VI: E o que é preciso ter para isso?
JP: Basicamente, bom senso e respeito ao usuário: ter em mente que ele não deve ser um “prisioneiro” e não deve ser forçado a receber um conteúdo que não deseja. Também ajuda muito ter uma base de contatos organizada e utilizar um serviço de email marketing que permita enviar emails segmentados de acordo com a base e com os resultados obtidos, de modo a conseguir trabalhar com o behavioral targeting.
VI: Como você analisa esse processo nos próximo três anos?
JP: O email marketing teve um crescimento expressivo nos últimos anos e isso tende a aumentar. Como é igualmente crescente o número de mensagens recebidas pelos usuários, e seu tempo disponível é cada vez menor, será ainda mais imprescindível que as empresas busquem as melhores práticas para fidelizar seu público através do email marketing. Aí entra uma participação maior da usabilidade.

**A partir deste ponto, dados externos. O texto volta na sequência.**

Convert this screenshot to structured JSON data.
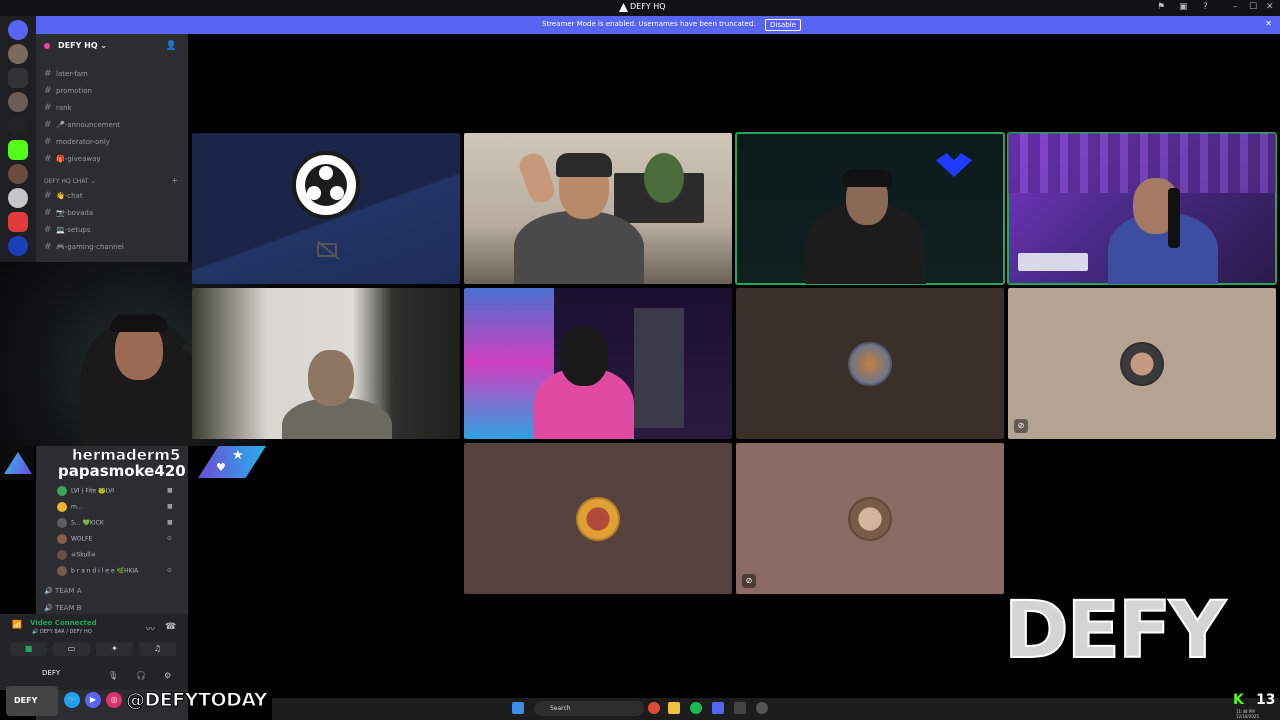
{
  "window": {
    "title": "DEFY HQ",
    "controls": [
      "⚑",
      "▣",
      "?",
      "–",
      "☐",
      "✕"
    ]
  },
  "banner": {
    "message": "Streamer Mode is enabled. Usernames have been truncated.",
    "disable_label": "Disable",
    "close": "✕"
  },
  "server": {
    "name": "DEFY HQ ⌄"
  },
  "channels": [
    {
      "name": "later-fam"
    },
    {
      "name": "promotion"
    },
    {
      "name": "rank"
    },
    {
      "name": "🎤-announcement"
    },
    {
      "name": "moderator-only"
    },
    {
      "name": "🎁-giveaway"
    }
  ],
  "category": {
    "name": "DEFY HQ CHAT ⌄",
    "add": "+"
  },
  "chat_channels": [
    {
      "name": "👋-chat"
    },
    {
      "name": "📷-bovada"
    },
    {
      "name": "💻-setups"
    },
    {
      "name": "🎮-gaming-channel"
    }
  ],
  "overlay_names": {
    "line1": "hermaderm5",
    "line2": "papasmoke420"
  },
  "voice_users": [
    {
      "name": "LVI | Fite",
      "tag": "🐸LVI",
      "color": "#3ba55c"
    },
    {
      "name": "m...",
      "tag": "",
      "color": "#f0b232"
    },
    {
      "name": "S...",
      "tag": "💚KICK",
      "color": "#5c5e66"
    },
    {
      "name": "WOLFE",
      "tag": "",
      "color": "#8e5b4a"
    },
    {
      "name": "☠Skull☠",
      "tag": "",
      "color": "#6b4f46"
    },
    {
      "name": "b r a n d i l e e",
      "tag": "🌿HKIA",
      "color": "#7a5a50"
    }
  ],
  "voice_channels": [
    {
      "name": "TEAM A"
    },
    {
      "name": "TEAM B"
    }
  ],
  "voice_panel": {
    "status": "Video Connected",
    "channel": "🔊 DEFY BAR / DEFY HQ"
  },
  "user_panel": {
    "name": "DEFY"
  },
  "tiles": [
    {
      "type": "obs",
      "speaking": false
    },
    {
      "type": "video",
      "scene": "office",
      "speaking": false
    },
    {
      "type": "video",
      "scene": "dark",
      "speaking": true
    },
    {
      "type": "video",
      "scene": "purple",
      "speaking": true
    },
    {
      "type": "video",
      "scene": "plain",
      "speaking": false
    },
    {
      "type": "video",
      "scene": "pink",
      "speaking": false
    },
    {
      "type": "avatar",
      "bg": "#3b2f2a",
      "avatar": "#4a6fa5",
      "muted": false
    },
    {
      "type": "avatar",
      "bg": "#b5a493",
      "avatar": "#3a3a3a",
      "muted": true
    },
    {
      "type": "avatar",
      "bg": "#55423f",
      "avatar": "#e0a033",
      "muted": false
    },
    {
      "type": "avatar",
      "bg": "#8a6a62",
      "avatar": "#c9a48c",
      "muted": true
    }
  ],
  "brand_logo": "DEFY",
  "social": {
    "handle": "@DEFYTODAY",
    "avatar_label": "DEFY",
    "icons": [
      "🐦",
      "▶",
      "◎"
    ]
  },
  "taskbar": {
    "search": "Search"
  },
  "kick": {
    "logo": "K",
    "count": "13"
  },
  "clock": {
    "time": "11:48 PM",
    "date": "12/18/2025"
  }
}
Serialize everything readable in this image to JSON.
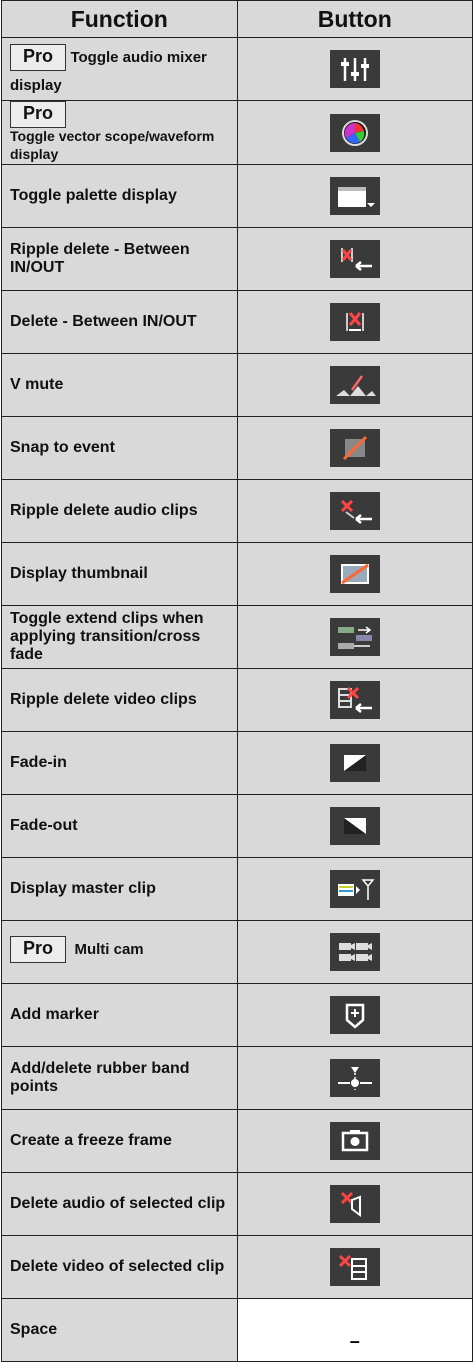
{
  "header": {
    "function": "Function",
    "button": "Button"
  },
  "pro_label": "Pro",
  "rows": [
    {
      "function": "Toggle audio mixer display",
      "pro": true,
      "icon": "audio-mixer-icon"
    },
    {
      "function": "Toggle vector scope/waveform display",
      "pro": true,
      "icon": "vector-scope-icon"
    },
    {
      "function": "Toggle palette display",
      "icon": "palette-icon"
    },
    {
      "function": "Ripple delete - Between IN/OUT",
      "icon": "ripple-delete-in-out-icon"
    },
    {
      "function": "Delete - Between IN/OUT",
      "icon": "delete-in-out-icon"
    },
    {
      "function": "V mute",
      "icon": "v-mute-icon"
    },
    {
      "function": "Snap to event",
      "icon": "snap-to-event-icon"
    },
    {
      "function": "Ripple delete audio clips",
      "icon": "ripple-delete-audio-icon"
    },
    {
      "function": "Display thumbnail",
      "icon": "display-thumbnail-icon"
    },
    {
      "function": "Toggle extend clips when applying transition/cross fade",
      "icon": "extend-clips-icon"
    },
    {
      "function": "Ripple delete video clips",
      "icon": "ripple-delete-video-icon"
    },
    {
      "function": "Fade-in",
      "icon": "fade-in-icon"
    },
    {
      "function": "Fade-out",
      "icon": "fade-out-icon"
    },
    {
      "function": "Display master clip",
      "icon": "master-clip-icon"
    },
    {
      "function": "Multi cam",
      "pro": true,
      "icon": "multi-cam-icon"
    },
    {
      "function": "Add marker",
      "icon": "add-marker-icon"
    },
    {
      "function": "Add/delete rubber band points",
      "icon": "rubber-band-points-icon"
    },
    {
      "function": "Create a freeze frame",
      "icon": "freeze-frame-icon"
    },
    {
      "function": "Delete audio of selected clip",
      "icon": "delete-audio-icon"
    },
    {
      "function": "Delete video of selected clip",
      "icon": "delete-video-icon"
    },
    {
      "function": "Space",
      "button_text": "–"
    }
  ]
}
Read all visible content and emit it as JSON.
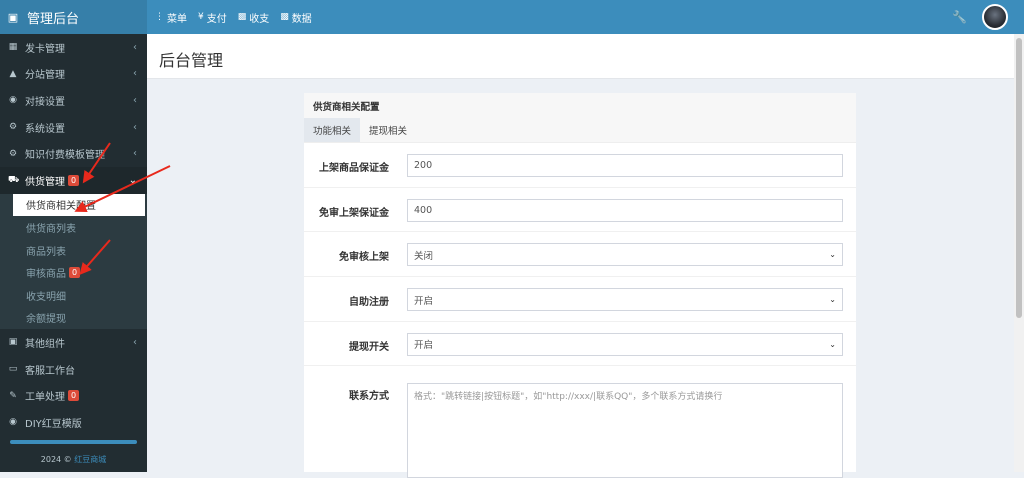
{
  "header": {
    "app_title": "管理后台",
    "nav": [
      {
        "icon": "list-icon",
        "label": "菜单"
      },
      {
        "icon": "yen-icon",
        "label": "支付"
      },
      {
        "icon": "wallet-icon",
        "label": "收支"
      },
      {
        "icon": "bar-chart-icon",
        "label": "数据"
      }
    ]
  },
  "sidebar": {
    "items": [
      {
        "icon": "grid-icon",
        "label": "发卡管理"
      },
      {
        "icon": "sitemap-icon",
        "label": "分站管理"
      },
      {
        "icon": "handshake-icon",
        "label": "对接设置"
      },
      {
        "icon": "gear-icon",
        "label": "系统设置"
      },
      {
        "icon": "cogs-icon",
        "label": "知识付费模板管理"
      },
      {
        "icon": "truck-icon",
        "label": "供货管理",
        "badge": "0"
      }
    ],
    "submenu": [
      {
        "label": "供货商相关配置"
      },
      {
        "label": "供货商列表"
      },
      {
        "label": "商品列表"
      },
      {
        "label": "审核商品",
        "badge": "0"
      },
      {
        "label": "收支明细"
      },
      {
        "label": "余额提现"
      }
    ],
    "bottom_items": [
      {
        "icon": "cube-icon",
        "label": "其他组件"
      },
      {
        "icon": "laptop-icon",
        "label": "客服工作台"
      },
      {
        "icon": "edit-icon",
        "label": "工单处理",
        "badge": "0"
      },
      {
        "icon": "paint-icon",
        "label": "DIY红豆模版"
      }
    ],
    "copyright_prefix": "2024 ©",
    "copyright_link": "红豆商城"
  },
  "page": {
    "title": "后台管理"
  },
  "panel": {
    "title": "供货商相关配置",
    "tabs": [
      "功能相关",
      "提现相关"
    ],
    "fields": [
      {
        "label": "上架商品保证金",
        "value": "200",
        "type": "input"
      },
      {
        "label": "免审上架保证金",
        "value": "400",
        "type": "input"
      },
      {
        "label": "免审核上架",
        "value": "关闭",
        "type": "select"
      },
      {
        "label": "自助注册",
        "value": "开启",
        "type": "select"
      },
      {
        "label": "提现开关",
        "value": "开启",
        "type": "select"
      }
    ],
    "contact_label": "联系方式",
    "contact_placeholder": "格式：\"跳转链接|按钮标题\"，如\"http://xxx/|联系QQ\"，多个联系方式请换行"
  }
}
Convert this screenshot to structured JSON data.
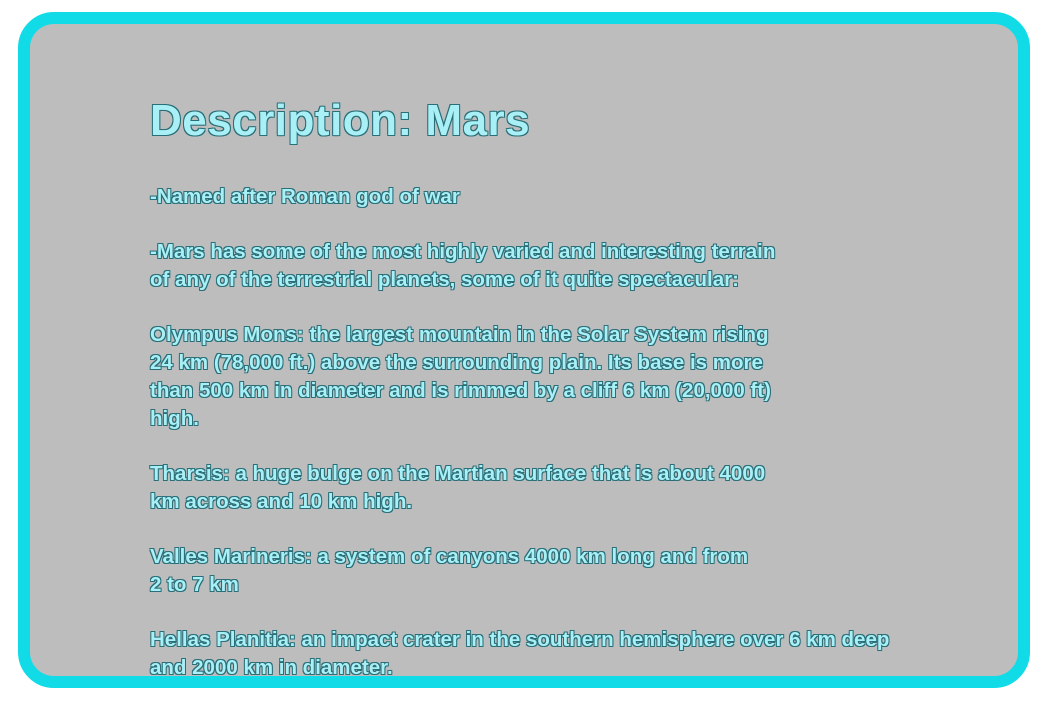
{
  "panel": {
    "title": "Description: Mars",
    "paragraphs": [
      "-Named after Roman god of war",
      "-Mars has some of the most highly varied and interesting terrain\nof any of the terrestrial planets, some of it quite spectacular:",
      "Olympus Mons: the largest mountain in the Solar System rising\n24 km (78,000 ft.) above the surrounding plain. Its base is more\nthan 500 km in diameter and is rimmed by a cliff 6 km (20,000 ft)\nhigh.",
      "Tharsis: a huge bulge on the Martian surface that is about 4000\nkm across and 10 km high.",
      "Valles Marineris: a system of canyons 4000 km long and from\n2 to 7 km",
      "Hellas Planitia: an impact crater in the southern hemisphere over 6 km deep\nand 2000 km in diameter."
    ]
  },
  "colors": {
    "border": "#12dbe8",
    "background": "#bdbdbd",
    "text": "#a9f0f6"
  }
}
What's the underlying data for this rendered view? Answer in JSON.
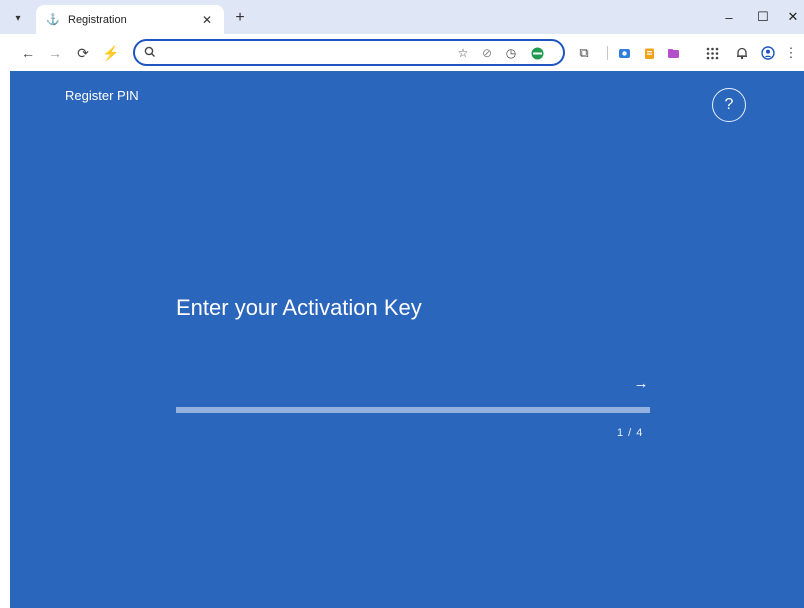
{
  "browser": {
    "tab": {
      "title": "Registration",
      "favicon": "anchor-icon"
    },
    "controls": {
      "minimize": "–",
      "maximize": "☐",
      "close": "✕"
    },
    "nav": {
      "back": "←",
      "forward": "→",
      "reload": "⟳",
      "extension": "⚡"
    },
    "address": {
      "value": "",
      "placeholder": ""
    },
    "toolbar_icons": [
      "star-icon",
      "shield-icon",
      "clock-icon",
      "green-circle-icon",
      "puzzle-icon",
      "camera-icon",
      "clipboard-icon",
      "folder-icon",
      "apps-icon",
      "bell-icon",
      "profile-icon",
      "menu-icon"
    ]
  },
  "page": {
    "brand": "Register PIN",
    "help": "?",
    "heading": "Enter your Activation Key",
    "key_input": {
      "value": "",
      "placeholder": ""
    },
    "next": "→",
    "counter": "1 / 4",
    "colors": {
      "background": "#2b66bd",
      "underline": "#93b0df",
      "text": "#ffffff"
    }
  }
}
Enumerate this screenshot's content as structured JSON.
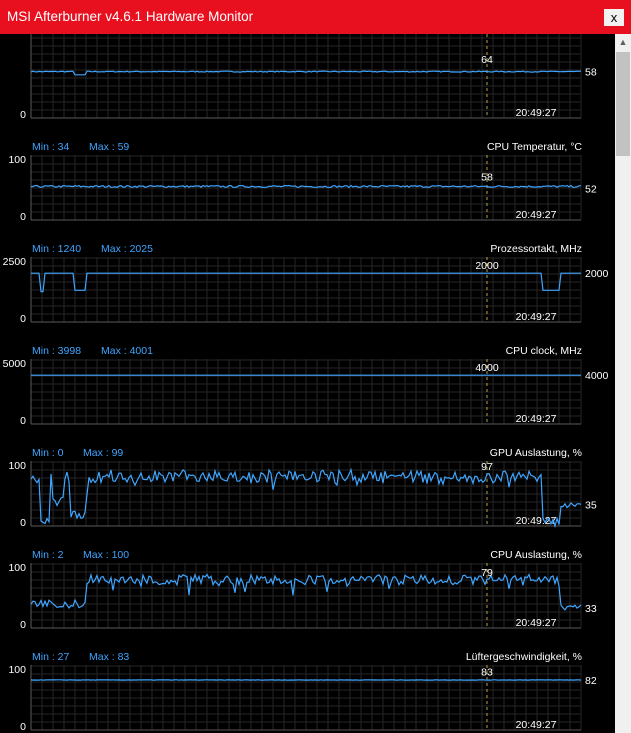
{
  "window": {
    "title": "MSI Afterburner v4.6.1 Hardware Monitor",
    "close_label": "x"
  },
  "graphs": [
    {
      "header": null,
      "ymax_label": null,
      "ymin_label": "0",
      "ymin": 0,
      "ymax": 100,
      "time_label": "20:49:27",
      "cursor_value": "64",
      "current_value": "58",
      "pattern": "flat",
      "base": 58,
      "noise": 0.6,
      "dips": [
        [
          8,
          10,
          54
        ]
      ]
    },
    {
      "header": {
        "min_text": "Min : 34",
        "max_text": "Max : 59",
        "name": "CPU Temperatur, °C"
      },
      "ymax_label": "100",
      "ymin_label": "0",
      "ymin": 0,
      "ymax": 100,
      "time_label": "20:49:27",
      "cursor_value": "58",
      "current_value": "52",
      "pattern": "flat",
      "base": 55,
      "noise": 1.6,
      "dips": []
    },
    {
      "header": {
        "min_text": "Min : 1240",
        "max_text": "Max : 2025",
        "name": "Prozessortakt, MHz"
      },
      "ymax_label": "2500",
      "ymin_label": "0",
      "ymin": 0,
      "ymax": 2500,
      "time_label": "20:49:27",
      "cursor_value": "2000",
      "current_value": "2000",
      "pattern": "flat",
      "base": 2000,
      "noise": 0,
      "dips": [
        [
          1.5,
          2.5,
          1240
        ],
        [
          8,
          10,
          1300
        ],
        [
          93,
          96,
          1300
        ]
      ]
    },
    {
      "header": {
        "min_text": "Min : 3998",
        "max_text": "Max : 4001",
        "name": "CPU clock, MHz"
      },
      "ymax_label": "5000",
      "ymin_label": "0",
      "ymin": 0,
      "ymax": 5000,
      "time_label": "20:49:27",
      "cursor_value": "4000",
      "current_value": "4000",
      "pattern": "flat",
      "base": 4000,
      "noise": 0,
      "dips": []
    },
    {
      "header": {
        "min_text": "Min : 0",
        "max_text": "Max : 99",
        "name": "GPU Auslastung, %"
      },
      "ymax_label": "100",
      "ymin_label": "0",
      "ymin": 0,
      "ymax": 100,
      "time_label": "20:49:27",
      "cursor_value": "97",
      "current_value": "35",
      "pattern": "busy",
      "base": 88,
      "noise": 12,
      "dips": [
        [
          1.5,
          3.5,
          5
        ],
        [
          4,
          6,
          40
        ],
        [
          7,
          10,
          20
        ],
        [
          93,
          96,
          5
        ]
      ],
      "tail": 35
    },
    {
      "header": {
        "min_text": "Min : 2",
        "max_text": "Max : 100",
        "name": "CPU Auslastung, %"
      },
      "ymax_label": "100",
      "ymin_label": "0",
      "ymin": 0,
      "ymax": 100,
      "time_label": "20:49:27",
      "cursor_value": "79",
      "current_value": "33",
      "pattern": "busy",
      "base": 85,
      "noise": 10,
      "dips": [
        [
          0,
          10,
          40
        ]
      ],
      "tail": 33
    },
    {
      "header": {
        "min_text": "Min : 27",
        "max_text": "Max : 83",
        "name": "Lüftergeschwindigkeit, %"
      },
      "ymax_label": "100",
      "ymin_label": "0",
      "ymin": 0,
      "ymax": 100,
      "time_label": "20:49:27",
      "cursor_value": "83",
      "current_value": "82",
      "pattern": "flat",
      "base": 82,
      "noise": 0.3,
      "dips": []
    }
  ],
  "colors": {
    "titlebar": "#e8101f",
    "trace": "#3fa5ff",
    "header": "#3fa5ff",
    "grid": "#262626",
    "label": "#ffffff",
    "cursor": "#b4a040"
  }
}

É até um momento oportuno para que os designers de interface e os especialistas em usabilidade voltem suas atenções também para o email marketing, pois num futuro muito próximo, haverá muito mais oportunidades de trabalho nesta área.
VI: Como profissional especializada nesse setor, quais as dicas que você deixa para as empresas interessadas em manter e aumentar a interatividade com seu público-alvo, por meio das ações de email marketing?
JP: Acredite: ao planejar uma ação de email marketing, um de seus últimos objetivos será conseguir mais cliques nos links do email. Na verdade, seu objetivo maior consiste em fazer com que o receptor da mensagem realize uma determinada ação em seu website. O verdadeiro sucesso do email marketing não está só nas altas taxas de visualização e de cliques, mas no que acontece em seu website. Por isso, além de otimizar o conteúdo e o design do email marketing, pense também na(s) página(s) do site que o usuário irá visitar a partir do(s) link(s) do email. E, nos resultados de uma campanha, não deixe de monitorar o comportamento do público para identificar os pontos de atenção que devem ser melhorados e traçar diferentes perfis para oferecer conteúdos cada vez mais personalizados.